The group stiffened, eyes darting to the ground. An older woman crossed her arms, her knuckles faintly blue, as if stained by the trees' glow. "So you've got sharp eyes. Doesn't mean you're not a spy fattening us for the noose."
Lucian held up his hands, unmarked. "A spy would've sold you out already. I'm here, breathing the same air, rotting like you." He nodded at her tainted knuckles. "You're not just running from hunters. You're sick out here, aren't you?"
Her jaw tightened, but she didn't deny it. The man with the dagger exhaled sharply. "What's your angle, stranger? You're not preaching war or hiding. What do you want?"

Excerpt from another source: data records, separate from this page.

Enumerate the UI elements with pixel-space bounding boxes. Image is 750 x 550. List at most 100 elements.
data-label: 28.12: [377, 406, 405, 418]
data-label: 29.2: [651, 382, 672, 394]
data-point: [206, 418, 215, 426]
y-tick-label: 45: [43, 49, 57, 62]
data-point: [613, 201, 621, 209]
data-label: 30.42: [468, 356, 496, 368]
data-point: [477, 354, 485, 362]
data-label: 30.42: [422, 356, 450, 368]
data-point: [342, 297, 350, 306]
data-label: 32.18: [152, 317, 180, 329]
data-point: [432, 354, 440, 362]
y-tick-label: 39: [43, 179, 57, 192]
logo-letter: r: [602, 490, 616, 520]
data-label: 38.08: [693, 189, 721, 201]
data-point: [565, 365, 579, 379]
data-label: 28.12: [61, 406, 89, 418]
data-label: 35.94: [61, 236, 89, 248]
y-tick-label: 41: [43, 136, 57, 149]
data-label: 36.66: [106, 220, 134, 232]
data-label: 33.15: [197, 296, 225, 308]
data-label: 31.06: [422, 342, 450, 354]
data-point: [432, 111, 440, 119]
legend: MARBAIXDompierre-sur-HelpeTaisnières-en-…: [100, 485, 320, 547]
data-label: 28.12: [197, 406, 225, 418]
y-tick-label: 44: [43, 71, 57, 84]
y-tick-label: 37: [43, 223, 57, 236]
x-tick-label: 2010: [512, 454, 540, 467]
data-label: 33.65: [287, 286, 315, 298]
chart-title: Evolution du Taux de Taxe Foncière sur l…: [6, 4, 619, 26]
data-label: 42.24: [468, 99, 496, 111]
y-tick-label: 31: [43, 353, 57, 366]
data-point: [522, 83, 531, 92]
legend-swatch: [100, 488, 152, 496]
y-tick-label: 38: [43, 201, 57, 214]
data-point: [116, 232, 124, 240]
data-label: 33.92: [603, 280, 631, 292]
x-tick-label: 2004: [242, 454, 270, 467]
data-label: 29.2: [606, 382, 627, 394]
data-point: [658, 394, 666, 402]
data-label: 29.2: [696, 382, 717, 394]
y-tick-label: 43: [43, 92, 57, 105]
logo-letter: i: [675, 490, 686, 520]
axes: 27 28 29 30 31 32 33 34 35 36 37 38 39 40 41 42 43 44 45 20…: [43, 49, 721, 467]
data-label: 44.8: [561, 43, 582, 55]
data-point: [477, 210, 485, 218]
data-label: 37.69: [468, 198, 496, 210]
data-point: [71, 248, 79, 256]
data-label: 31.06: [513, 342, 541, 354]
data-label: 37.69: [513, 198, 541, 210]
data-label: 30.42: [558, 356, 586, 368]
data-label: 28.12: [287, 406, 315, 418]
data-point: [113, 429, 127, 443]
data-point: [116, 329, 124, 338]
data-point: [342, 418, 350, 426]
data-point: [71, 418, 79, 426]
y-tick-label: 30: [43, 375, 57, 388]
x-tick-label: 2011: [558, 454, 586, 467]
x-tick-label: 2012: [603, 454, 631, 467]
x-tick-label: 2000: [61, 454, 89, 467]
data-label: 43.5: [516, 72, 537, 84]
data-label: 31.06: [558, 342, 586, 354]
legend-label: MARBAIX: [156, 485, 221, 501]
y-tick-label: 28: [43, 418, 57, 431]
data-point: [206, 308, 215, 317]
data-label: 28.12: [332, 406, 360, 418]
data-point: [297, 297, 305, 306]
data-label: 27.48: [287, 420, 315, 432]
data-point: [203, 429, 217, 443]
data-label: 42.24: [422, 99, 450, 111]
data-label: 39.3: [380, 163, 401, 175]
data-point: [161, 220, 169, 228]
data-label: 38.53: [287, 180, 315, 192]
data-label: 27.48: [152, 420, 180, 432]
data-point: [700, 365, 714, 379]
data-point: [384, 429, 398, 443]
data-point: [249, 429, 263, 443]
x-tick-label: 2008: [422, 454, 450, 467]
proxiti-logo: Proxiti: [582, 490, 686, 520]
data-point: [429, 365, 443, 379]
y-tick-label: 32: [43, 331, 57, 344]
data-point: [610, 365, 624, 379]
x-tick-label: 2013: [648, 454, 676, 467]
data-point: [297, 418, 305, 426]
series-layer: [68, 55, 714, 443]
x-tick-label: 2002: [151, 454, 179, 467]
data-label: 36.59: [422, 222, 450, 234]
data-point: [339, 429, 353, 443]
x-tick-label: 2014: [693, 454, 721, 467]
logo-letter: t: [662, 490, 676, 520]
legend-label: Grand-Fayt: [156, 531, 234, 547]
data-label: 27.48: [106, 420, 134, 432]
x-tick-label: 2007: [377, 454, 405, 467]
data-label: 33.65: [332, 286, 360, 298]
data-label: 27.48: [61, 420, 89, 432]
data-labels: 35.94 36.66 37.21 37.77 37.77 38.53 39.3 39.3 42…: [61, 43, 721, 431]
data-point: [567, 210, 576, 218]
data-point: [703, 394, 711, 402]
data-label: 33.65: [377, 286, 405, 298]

Lucian's smile promised answers without giving them. "Information. You know the land—paths they don't patrol, streams they don't watch. Tell me, and I'll find us a crack to slip through. One night where you're not the hunted."
The young woman hesitated, then gestured west. "There's a ravine two days from here. Narrow, vine-choked. Horses can't follow. But it's no paradise—no food, no shelter."
"Yet you're alive," Lucian said, seizing the thread. "Take me there. I'll turn a crack into a foothold—and maybe more than that."
Suspicion lingered, thick as the damp air. The man with the dagger shrugged. "One night. You're useless—or worse—we're gone. Or you are."
"Fair enough," Lucian replied, rising. The seed was planted in their need, not their trust. He didn't need them to storm castles—just to follow, step by step, until they couldn't survive without him. Power was a web, woven thread by thread.